I claimed in a comment on @Zander's answer that "a cleaner diagram could even make [his 'Least Algebraic' proof] a Proof Without Words". Well, I've done a cleaning pass for fun, but since the order of construction of the elements isn't necessarily clear, I'll offer a Proof With Words. (Actually, since I tried to reduce labeling clutter in the images, my prose has descriptor clutter, so that this is really a Proof With Way Too Many Words.)
Given parabolas with foci $F$ and $G$ and common chord $AB$ (all marked with stars), let $C$ be the midpoint of $AB$, let $M$ and $N$ be the points where the perpendicular bisector of $AB$ meets the parabolas' axes (as shown), and let $O$ be the point on $MN$ such that $NO = CM$.
In the first image, we drop a perpendicular from $C$, through $P$ on a parabola, to the corresponding directrix.

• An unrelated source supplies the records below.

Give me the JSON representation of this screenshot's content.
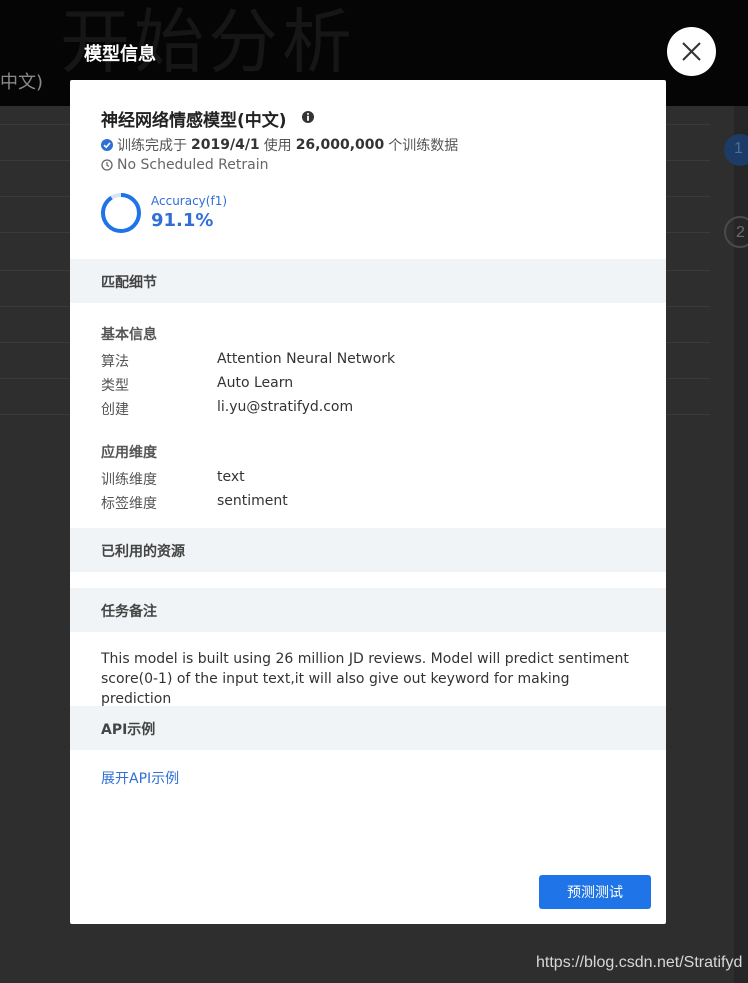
{
  "background": {
    "big_text": "开始分析",
    "sub_text": "中文)",
    "step_1": "1",
    "step_2": "2"
  },
  "overlay": {
    "title": "模型信息",
    "close_icon": "close-icon"
  },
  "model": {
    "name": "神经网络情感模型(中文)",
    "status_prefix": "训练完成于",
    "trained_date": "2019/4/1",
    "status_mid": "使用",
    "train_count": "26,000,000",
    "status_suffix": "个训练数据",
    "retrain": "No Scheduled Retrain",
    "accuracy_label": "Accuracy(f1)",
    "accuracy_value": "91.1%",
    "accuracy_fraction": 0.911
  },
  "sections": {
    "match_details": "匹配细节",
    "basic_info_title": "基本信息",
    "basic_info": [
      {
        "key": "算法",
        "value": "Attention Neural Network"
      },
      {
        "key": "类型",
        "value": "Auto Learn"
      },
      {
        "key": "创建",
        "value": "li.yu@stratifyd.com"
      }
    ],
    "dimensions_title": "应用维度",
    "dimensions": [
      {
        "key": "训练维度",
        "value": "text"
      },
      {
        "key": "标签维度",
        "value": "sentiment"
      }
    ],
    "resources": "已利用的资源",
    "notes_title": "任务备注",
    "notes_text": "This model is built using 26 million JD reviews. Model will predict sentiment score(0-1) of the input text,it will also give out keyword for making prediction",
    "api_title": "API示例",
    "api_link": "展开API示例"
  },
  "actions": {
    "predict_button": "预测测试"
  },
  "watermark": "https://blog.csdn.net/Stratifyd",
  "colors": {
    "accent": "#1f74e8",
    "link": "#2f6fd6",
    "section_bg": "#f1f4f6",
    "backdrop": "#2e2e2e"
  }
}
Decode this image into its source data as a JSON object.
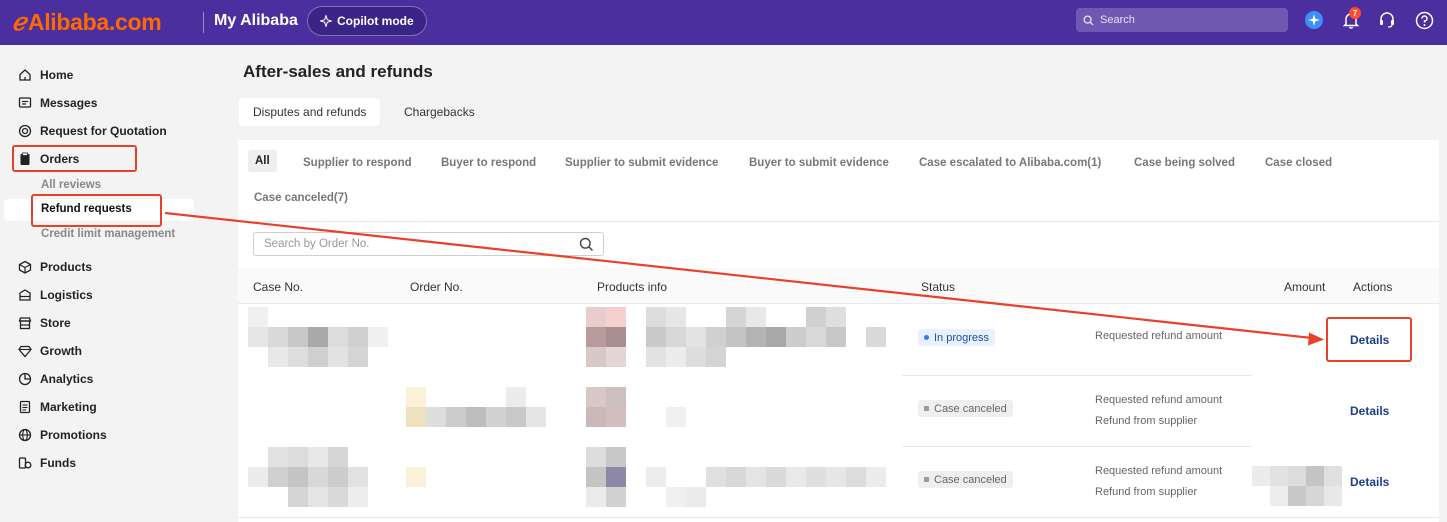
{
  "header": {
    "logo_text": "Alibaba.com",
    "app_title": "My Alibaba",
    "copilot_label": "Copilot mode",
    "search_placeholder": "Search",
    "notification_count": "7"
  },
  "sidebar": {
    "items": [
      {
        "label": "Home",
        "icon": "home-icon"
      },
      {
        "label": "Messages",
        "icon": "message-icon"
      },
      {
        "label": "Request for Quotation",
        "icon": "target-icon"
      },
      {
        "label": "Orders",
        "icon": "clipboard-icon"
      },
      {
        "label": "Products",
        "icon": "cube-icon"
      },
      {
        "label": "Logistics",
        "icon": "box-icon"
      },
      {
        "label": "Store",
        "icon": "store-icon"
      },
      {
        "label": "Growth",
        "icon": "diamond-icon"
      },
      {
        "label": "Analytics",
        "icon": "pie-icon"
      },
      {
        "label": "Marketing",
        "icon": "document-icon"
      },
      {
        "label": "Promotions",
        "icon": "globe-icon"
      },
      {
        "label": "Funds",
        "icon": "coins-icon"
      }
    ],
    "orders_sub": [
      "All reviews",
      "Refund requests",
      "Credit limit management"
    ]
  },
  "main": {
    "title": "After-sales and refunds",
    "tabs": [
      "Disputes and refunds",
      "Chargebacks"
    ],
    "filters": [
      "All",
      "Supplier to respond",
      "Buyer to respond",
      "Supplier to submit evidence",
      "Buyer to submit evidence",
      "Case escalated to Alibaba.com(1)",
      "Case being solved",
      "Case closed",
      "Case canceled(7)"
    ],
    "search_placeholder": "Search by Order No.",
    "columns": [
      "Case No.",
      "Order No.",
      "Products info",
      "Status",
      "Amount",
      "Actions"
    ],
    "rows": [
      {
        "status": "In progress",
        "amount_lines": [
          "Requested refund amount"
        ],
        "action": "Details"
      },
      {
        "status": "Case canceled",
        "amount_lines": [
          "Requested refund amount",
          "Refund from supplier"
        ],
        "action": "Details"
      },
      {
        "status": "Case canceled",
        "amount_lines": [
          "Requested refund amount",
          "Refund from supplier"
        ],
        "action": "Details"
      }
    ]
  },
  "colors": {
    "header_bg": "#4b2f9e",
    "brand_orange": "#ff6a00",
    "annotation_red": "#e8402a",
    "link_blue": "#1a3d8f"
  }
}
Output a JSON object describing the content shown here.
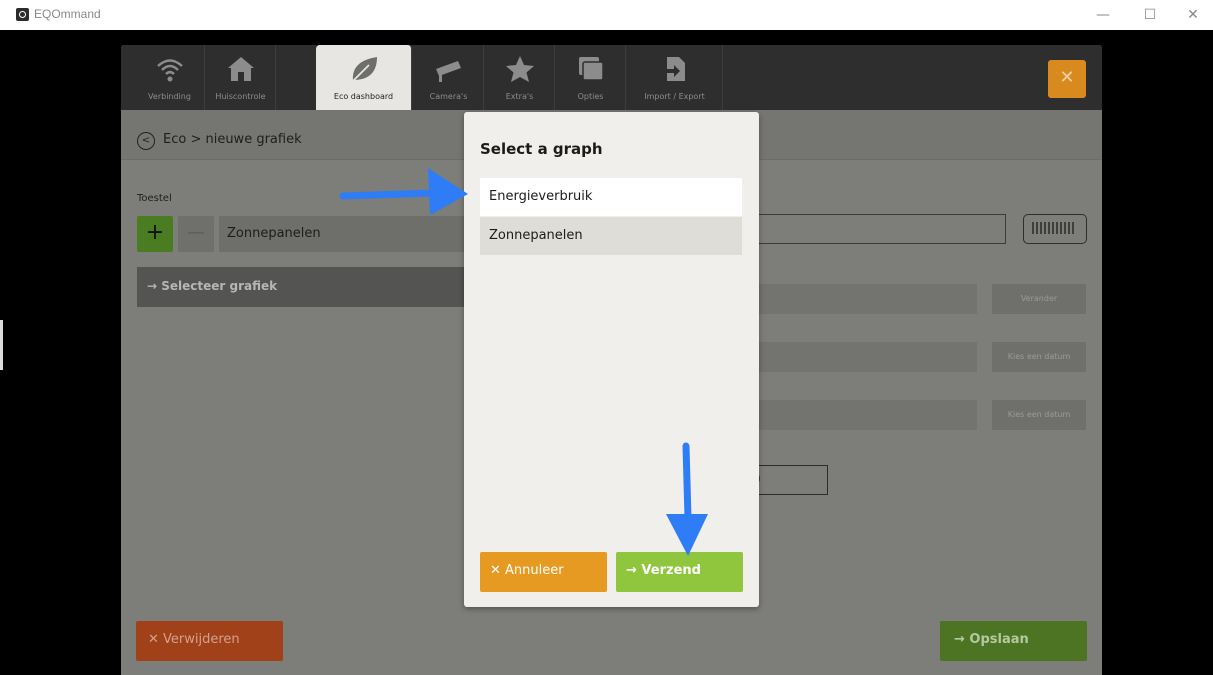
{
  "window": {
    "title": "EQOmmand",
    "minimize": "—",
    "maximize": "☐",
    "close": "✕"
  },
  "tabs": [
    {
      "label": "Verbinding",
      "icon": "wifi-icon"
    },
    {
      "label": "Huiscontrole",
      "icon": "home-icon"
    },
    {
      "label": "Eco dashboard",
      "icon": "leaf-icon",
      "active": true
    },
    {
      "label": "Camera's",
      "icon": "camera-icon"
    },
    {
      "label": "Extra's",
      "icon": "star-icon"
    },
    {
      "label": "Opties",
      "icon": "windows-icon"
    },
    {
      "label": "Import / Export",
      "icon": "import-export-icon"
    }
  ],
  "header": {
    "close_symbol": "✕",
    "back_symbol": "<",
    "breadcrumb": "Eco  >  nieuwe grafiek"
  },
  "form": {
    "toestel_label": "Toestel",
    "plus": "+",
    "minus": "—",
    "device_value": "Zonnepanelen",
    "select_chart": "→  Selecteer grafiek",
    "verander": "Verander",
    "date_btn_1": "Kies een datum",
    "date_btn_2": "Kies een datum",
    "number_partial": "0"
  },
  "footer": {
    "delete_label": "✕  Verwijderen",
    "save_label": "→  Opslaan"
  },
  "modal": {
    "title": "Select a graph",
    "options": [
      "Energieverbruik",
      "Zonnepanelen"
    ],
    "selected_index": 0,
    "cancel_label": "✕  Annuleer",
    "send_label": "→  Verzend"
  },
  "colors": {
    "accent_orange": "#e69a22",
    "accent_green": "#8fc63d",
    "annotation_blue": "#2f7df6"
  }
}
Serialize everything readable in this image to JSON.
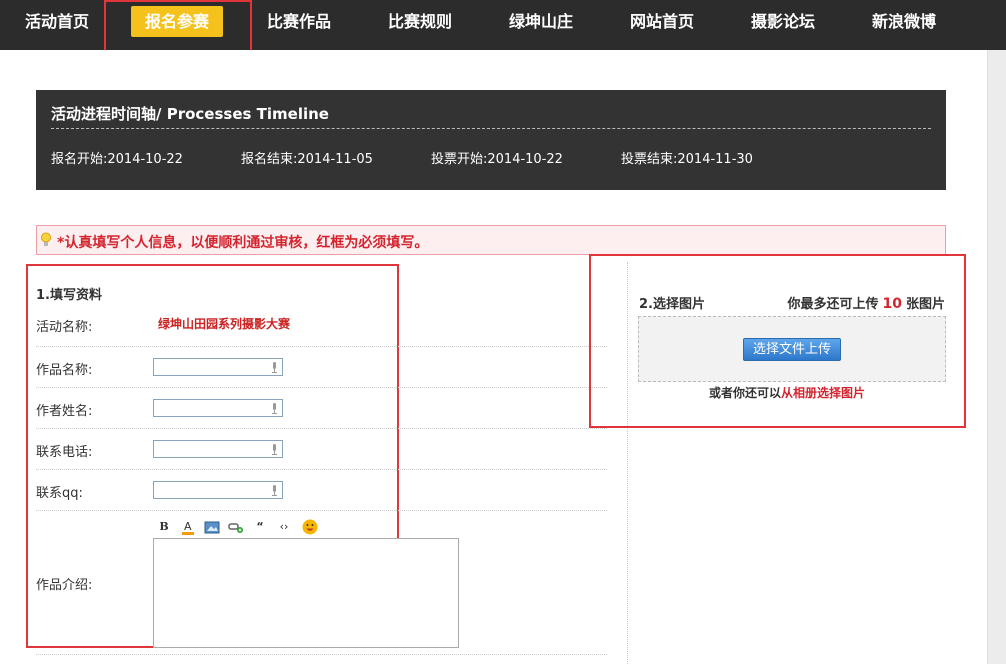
{
  "nav": {
    "items": [
      "活动首页",
      "报名参赛",
      "比赛作品",
      "比赛规则",
      "绿坤山庄",
      "网站首页",
      "摄影论坛",
      "新浪微博"
    ],
    "active_index": 1,
    "active_color": "#f5c21b",
    "bg_color": "#2c2c2c"
  },
  "timeline": {
    "title": "活动进程时间轴/ Processes Timeline",
    "items": [
      "报名开始:2014-10-22",
      "报名结束:2014-11-05",
      "投票开始:2014-10-22",
      "投票结束:2014-11-30"
    ]
  },
  "notice": {
    "icon": "lightbulb-icon",
    "text": "*认真填写个人信息，以便顺利通过审核，红框为必须填写。"
  },
  "form": {
    "title": "1.填写资料",
    "activity_label": "活动名称:",
    "activity_name": "绿坤山田园系列摄影大赛",
    "fields": [
      {
        "label": "作品名称:",
        "value": ""
      },
      {
        "label": "作者姓名:",
        "value": ""
      },
      {
        "label": "联系电话:",
        "value": ""
      },
      {
        "label": "联系qq:",
        "value": ""
      }
    ],
    "intro_label": "作品介绍:",
    "toolbar": [
      "bold-icon",
      "font-color-icon",
      "image-icon",
      "link-icon",
      "quote-icon",
      "code-icon",
      "emoji-icon"
    ]
  },
  "upload": {
    "title": "2.选择图片",
    "limit_prefix": "你最多还可上传",
    "limit_count": "10",
    "limit_suffix": "张图片",
    "button_label": "选择文件上传",
    "album_prefix": "或者你还可以",
    "album_link": "从相册选择图片"
  },
  "colors": {
    "highlight": "#e2343b",
    "accent_red": "#d4252f",
    "button_blue": "#2d78cc"
  }
}
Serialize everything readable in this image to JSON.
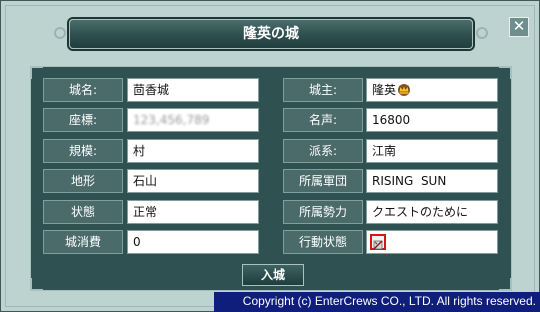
{
  "window": {
    "title": "隆英の城",
    "close_glyph": "✕"
  },
  "left_rows": [
    {
      "label": "城名:",
      "value": "茴香城"
    },
    {
      "label": "座標:",
      "value": "123,456,789"
    },
    {
      "label": "規模:",
      "value": "村"
    },
    {
      "label": "地形",
      "value": "石山"
    },
    {
      "label": "状態",
      "value": "正常"
    },
    {
      "label": "城消費",
      "value": "0"
    }
  ],
  "right_rows": [
    {
      "label": "城主:",
      "value": "隆英"
    },
    {
      "label": "名声:",
      "value": "16800"
    },
    {
      "label": "派系:",
      "value": "江南"
    },
    {
      "label": "所属軍団",
      "value": "RISING  SUN"
    },
    {
      "label": "所属勢力",
      "value": "クエストのために"
    },
    {
      "label": "行動状態",
      "value": ""
    }
  ],
  "icons": {
    "owner_badge": "crown-icon",
    "action_status": "action-status-icon"
  },
  "enter_button": {
    "label": "入城"
  },
  "footer": {
    "copyright": "Copyright (c) EnterCrews CO., LTD. All rights reserved."
  },
  "colors": {
    "panel": "#2f5151",
    "label_bg": "#4b6b6b",
    "footer_bg": "#0f1e7a",
    "status_border": "#d01818"
  }
}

Classic reflection properties ensure both that the tangent line through $P$ is parallel to $AB$, and that it is perpendicular to the hypotenuse of (green) $\triangle F$. Consequently, that hypotenuse is parallel to $MN$, and we have $\triangle F \cong \triangle N \cong \triangle O$; in particular, the height of $\triangle O$ is congruent to the height of $\triangle F$.
Likewise, in the second figure, the perpendicular from $C$ determines $Q$, such that the tangent through $Q$ is parallel to $AB$ and perpendicular to the hypotenuse of (orange) $\triangle G$. Thus, $\triangle G \cong \triangle M \cong \triangle O$, with the width of $\triangle G$ matching the width of $\triangle O$.
The upshot: The displacement of $O$ from the intersection of the parabolas' axes is determined by each parabola's focus-to-directrix distance, and is therefore independent of the choice of common chord $AB$. As $O$ lies on the perpendicular bisector of each such common chord, it is the center of a circle containing the four points of intersection of the two parabolas.
Note. The displacement of $O$ from the axes is independent of the distance from $F$ to the axis through $G$, and independent of the distance from $G$ to the axis through $F$. That is, we can move the "$F$" parabola up and down, and the "$G$" parabola left and right, and $O$ will remain the center of the circle containing the points of intersection. (Of course, the radius of the circle changes.) Interesting.
Note. My figure cheats a little, because I approximated parabolas with ellipses in Photoshop (which really isn't the best tool for this job).